When my manuscript was shortlisted for a major literary award, I felt something that’s hard to come by when you work in a field as fast-moving and feedback-light as tech: a deep sense of validation. Not because someone else said it was good, but because the process itself of drafting, revising, rethinking, listening had brought something into the world that could stand on its own.
There are a few lessons I’ve carried between these two worlds:
Start with what you know, then go deeper.
Writers are often told to write what they know. In tech, we say: build where you have domain expertise. In both cases, the point isn’t to limit your imagination, but to anchor it. My story began with my grandmother: her voice, her mannerisms, the way she told stories. But the real work began when I allowed myself to complicate her, to place her in conflict, to let her grow into someone new. In product terms, it’s not enough to understand the space; you have to let it challenge you, stretch you, demand more.
Be willing to abandon your favorite idea.
In my earliest drafts, I was so focused on honoring my grandmother’s memory that I lost sight of the narrative itself. One early reader (a brilliant but blunt friend) told me that while she admired the writing, the protagonist didn’t feel like a “hero,” and the story lacked tension. That feedback shook me. But it forced me to rework the entire structure, and ultimately made the book far stronger. I’ve seen the same pattern in product development countless times: a founder is convinced their initial idea is the one, but the market disagrees. The question becomes whether they can adapt, or whether their vision hardens into dogma.
Make the problem real.
For a long time, the central challenge of the book was simply that my grandmother (as I saw her) had no real flaw, no driving conflict. But stories need stakes. I had to weave in complexity, draw from history, and build a world where she would have something to struggle against. In go-to-market terms, this is where many early ideas fall short: they describe a solution, but not a problem. Without urgency, without friction, there's nothing to compel action whether from a reader, or a buyer.
Listen to feedback, even when it hurts.
I once worked with an editor who more or less fired me, saying the manuscript was too raw to be taken seriously. At the same time, others were returning it within days, telling me they couldn’t put it down. That tension between rejection and resonance is something every builder knows. The trick is learning when to trust the feedback, and when to hold your ground. In both fiction and tech, the process of filtering, absorbing, and acting on input is where the real craft lies.
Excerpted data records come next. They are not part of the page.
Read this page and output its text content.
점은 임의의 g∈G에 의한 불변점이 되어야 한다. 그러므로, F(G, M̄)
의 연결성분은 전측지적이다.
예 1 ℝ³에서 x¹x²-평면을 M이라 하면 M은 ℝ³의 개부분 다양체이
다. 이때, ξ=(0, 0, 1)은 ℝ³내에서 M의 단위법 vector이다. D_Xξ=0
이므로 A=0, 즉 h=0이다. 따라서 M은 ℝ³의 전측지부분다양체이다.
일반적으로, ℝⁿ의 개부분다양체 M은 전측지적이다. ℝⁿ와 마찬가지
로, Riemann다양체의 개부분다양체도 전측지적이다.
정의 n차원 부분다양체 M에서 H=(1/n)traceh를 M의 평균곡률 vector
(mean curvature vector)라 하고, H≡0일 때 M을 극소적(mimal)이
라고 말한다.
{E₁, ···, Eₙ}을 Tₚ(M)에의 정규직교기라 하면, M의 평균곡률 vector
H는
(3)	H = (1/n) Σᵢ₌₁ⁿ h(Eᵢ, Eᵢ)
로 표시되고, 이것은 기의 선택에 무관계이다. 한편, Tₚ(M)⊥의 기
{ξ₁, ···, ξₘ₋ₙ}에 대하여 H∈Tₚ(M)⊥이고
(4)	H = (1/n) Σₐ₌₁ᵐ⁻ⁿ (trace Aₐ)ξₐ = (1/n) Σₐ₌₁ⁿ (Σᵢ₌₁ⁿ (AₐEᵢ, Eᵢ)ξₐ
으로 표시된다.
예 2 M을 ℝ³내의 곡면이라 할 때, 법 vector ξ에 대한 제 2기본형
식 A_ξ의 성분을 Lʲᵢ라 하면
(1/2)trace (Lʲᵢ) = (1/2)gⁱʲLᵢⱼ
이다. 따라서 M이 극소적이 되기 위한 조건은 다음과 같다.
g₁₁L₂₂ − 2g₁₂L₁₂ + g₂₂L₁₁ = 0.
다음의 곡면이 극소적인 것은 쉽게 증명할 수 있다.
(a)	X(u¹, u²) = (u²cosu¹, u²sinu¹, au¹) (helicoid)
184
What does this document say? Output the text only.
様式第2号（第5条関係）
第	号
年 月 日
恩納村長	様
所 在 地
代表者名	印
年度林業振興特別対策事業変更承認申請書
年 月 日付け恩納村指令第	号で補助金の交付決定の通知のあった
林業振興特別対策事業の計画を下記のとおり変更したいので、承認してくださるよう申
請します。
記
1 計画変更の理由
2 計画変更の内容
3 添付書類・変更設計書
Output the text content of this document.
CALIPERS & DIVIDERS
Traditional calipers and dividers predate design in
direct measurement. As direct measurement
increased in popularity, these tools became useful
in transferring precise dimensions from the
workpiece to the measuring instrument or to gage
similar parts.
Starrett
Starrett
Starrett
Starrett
Writing this novel reminded me that good work takes time - not just hours on the page, but months (and sometimes years) of rethinking, reframing, and returning to the heart of what you're trying to say. As someone who’s spent years helping others bring ideas to market, I’ve come to believe that the same skills apply whether you’re launching a company or telling a story: stay close to the problem, listen well, build with honesty, and don’t be afraid to begin again.